Archives For #DataScience

Preface:

Governments cannot embrace, much less promote Big Data, Open Data, Analytics, Machine Learning & Ubiquitous Algorithms without protecting the Citizens’ whom they work for. Social Engineering must be by choice, not by default through illiterate political leaders.

Body:

The UK Government as part of its “Digital Economy” initiative has just released with great fanfare the “Data Science Ethical Framework”. Its ministerial champion has characterized it as “harnessing the Progressive power of Data Science while protecting the Public”. It does neither, but clearly illuminates the lengths to which the UK Government (along with others) will go in trying to influence/dictate behavior in areas where they have no literacy at all in respect to understanding the underlying capabilities (Data, Analytics & Algorithms), nor the consequences of the harm (or actual good) that can come if left to their own devices. Not to be left to a footnote however, is the fact that these attempts at behavioral influence do not apply to the Intelligence community or Police services, both of whom want unlimited powers to surveil, gather data on everyone’s daily lives (and perhaps thoughts) and to then use these to ultimately predict behaviors i.e. The Snoopers Charter.

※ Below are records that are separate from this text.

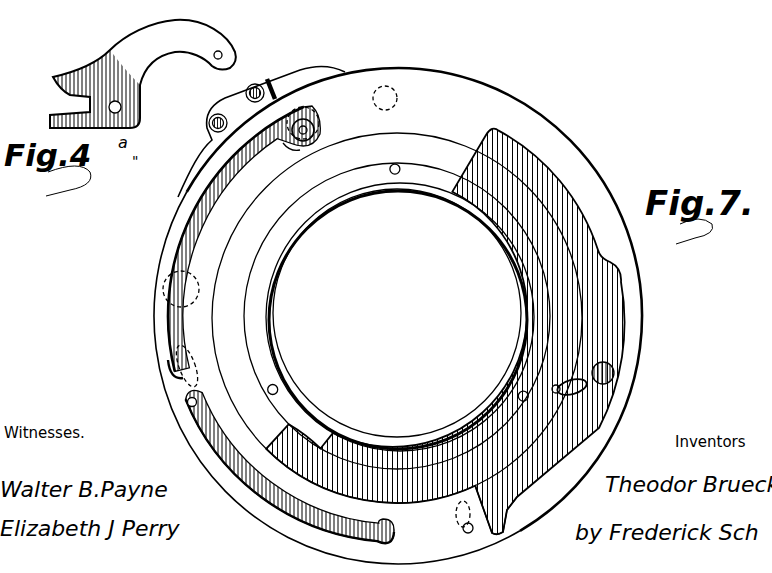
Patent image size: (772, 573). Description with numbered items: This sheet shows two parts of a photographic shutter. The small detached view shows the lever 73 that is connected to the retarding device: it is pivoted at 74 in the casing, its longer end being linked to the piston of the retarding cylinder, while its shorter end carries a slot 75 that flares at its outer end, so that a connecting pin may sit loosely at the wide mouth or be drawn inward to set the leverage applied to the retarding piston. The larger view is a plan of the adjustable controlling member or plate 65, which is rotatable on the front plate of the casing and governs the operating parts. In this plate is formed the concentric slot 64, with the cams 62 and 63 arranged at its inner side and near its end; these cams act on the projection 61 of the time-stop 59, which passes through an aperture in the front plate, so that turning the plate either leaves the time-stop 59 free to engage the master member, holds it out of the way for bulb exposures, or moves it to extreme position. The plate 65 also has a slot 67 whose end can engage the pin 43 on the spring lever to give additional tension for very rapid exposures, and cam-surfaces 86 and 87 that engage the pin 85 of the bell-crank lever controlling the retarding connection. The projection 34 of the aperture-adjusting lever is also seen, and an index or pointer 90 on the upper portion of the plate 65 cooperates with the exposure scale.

In FIG. 4a, the lever 73 is at (184, 29).
In FIG. 4a, the pivot 74 is at (116, 107).
In FIG. 4a, the slot 75 is at (65, 78).
In FIG. 7, the projection 34 is at (560, 386).
In FIG. 7, the pin 43 is at (190, 405).
In FIG. 7, the time-stop 59 is at (302, 112).
In FIG. 7, the projection 61 is at (307, 116).
In FIG. 7, the cam 62 is at (294, 147).
In FIG. 7, the cam 63 is at (263, 155).
In FIG. 7, the concentric slot 64 is at (206, 214).
In FIG. 7, the controlling member or plate 65 is at (398, 315).
In FIG. 7, the slot 67 is at (226, 474).
In FIG. 7, the pin or projection 85 is at (464, 532).
In FIG. 7, the cam-surface 86 is at (501, 531).
In FIG. 7, the cam-surface 87 is at (594, 418).
In FIG. 7, the index or pointer 90 is at (283, 80).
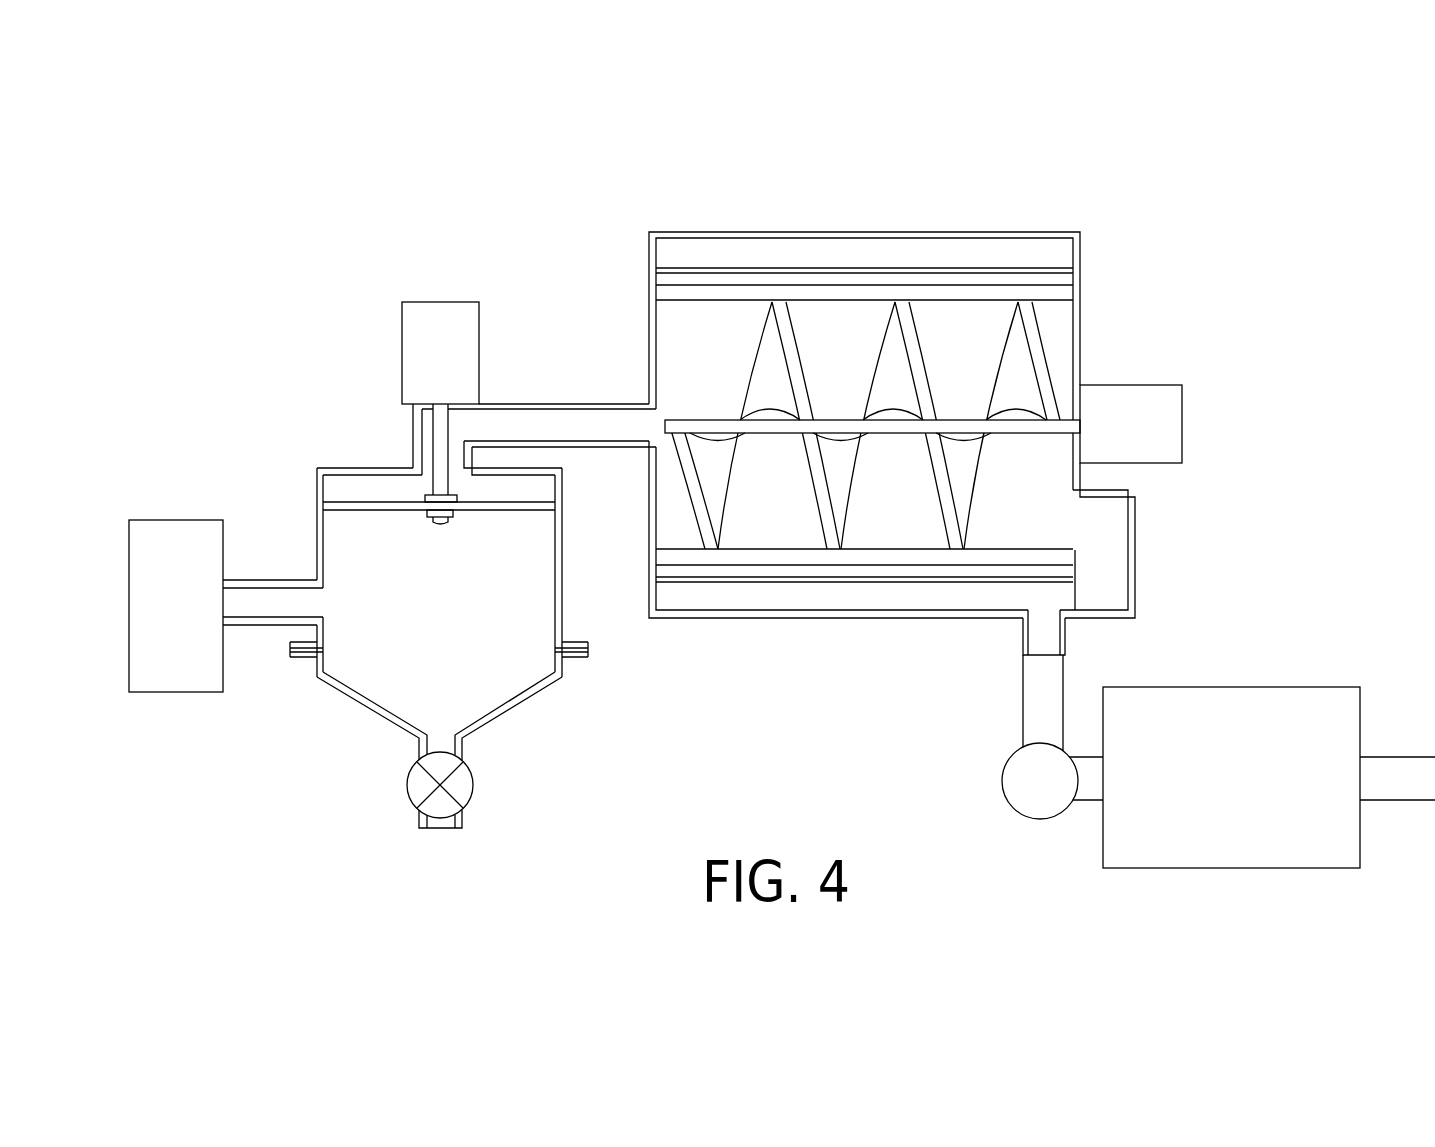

Ever since the notion of Big Data has come onto the scene, many have extolled its virtues in changing the world as we know and understand it. They have hyped with a zeal not previously seen the notions of Data Science, Data Scientists, Algorithms & Machine Learning, etc. Virtually all of them have advocated for its wide-scale use to analyze and predict citizens’ behavior in order to gain deeper insights, without any controls as to “just how creepy” this activity could get in terms of interacting with the public at large. Any attempt to limit the “how and where” Big Data & Analytics should be applied was met by the fury of these same advocates who characterized it as “stifling economic growth and wealth creation”. Not surprisingly, most advocates have been highly influential in getting Governments to go along with their thinking and to take a “hands off” approach. This has not worked out well for consumers who now see their daily lives dissected, analyzed and ultimately manipulated by the algorithms & machine learning associated with the deep behavioral insights now available to almost every organization who invests in Data & Analytics capabilities.

The backlash that now arisen from this lack of control is significant enough that many Governments have created Ethics Councils and other bodies who have gone on to generate reports & recommendations on the issue of  “Ethics in the age of the Algorithm”. Additionally, these same governments (US, UK, EU, etc.) are also major advocates of Digital and have undertaken major Digital Strategy & Transformation efforts within their countries[1]. These efforts have served to further exacerbate the Ethics Problem that we are now experiencing. A common thread found amongst all of this is the seemingly cluelessness that Government Leaders, Ministers & Civil Servants exhibit each and every time they make an address or pronouncement on the topic of Privacy, Ethics, Governance, etc. associated with Big Data, Analytics, Algorithms, Digital, etc.  Clearly, they don’t understand the underpinnings of the issues, nor the reasons why this topic has become so paramount in the public’s mind and their stated demands that it be resolved to their satisfaction.

Data (Big or Small), Analytics (Creepy or Helpful) & Algorithms (Evil or Good) are major influences in how the Digital World around us evolves, much less serves us. Beyond the well-rehearsed platitudes, there needs to be a fundamental mastery of the details associated with these domains by Leaders & Policy Makers who are ultimately accountable for making Citizen’s lives better, much less protecting them from threats. Without strong & competent Leadership, and controls (governance) , these same citizens will be victimized rather than benefited by Data, Analytics, Algorithms & Digital. The requirement for competent leadership is not a political platform for campaigning on, but a focal point for Government action in order to uphold basic human rights, no matter what pace of transformational change the country is experiencing.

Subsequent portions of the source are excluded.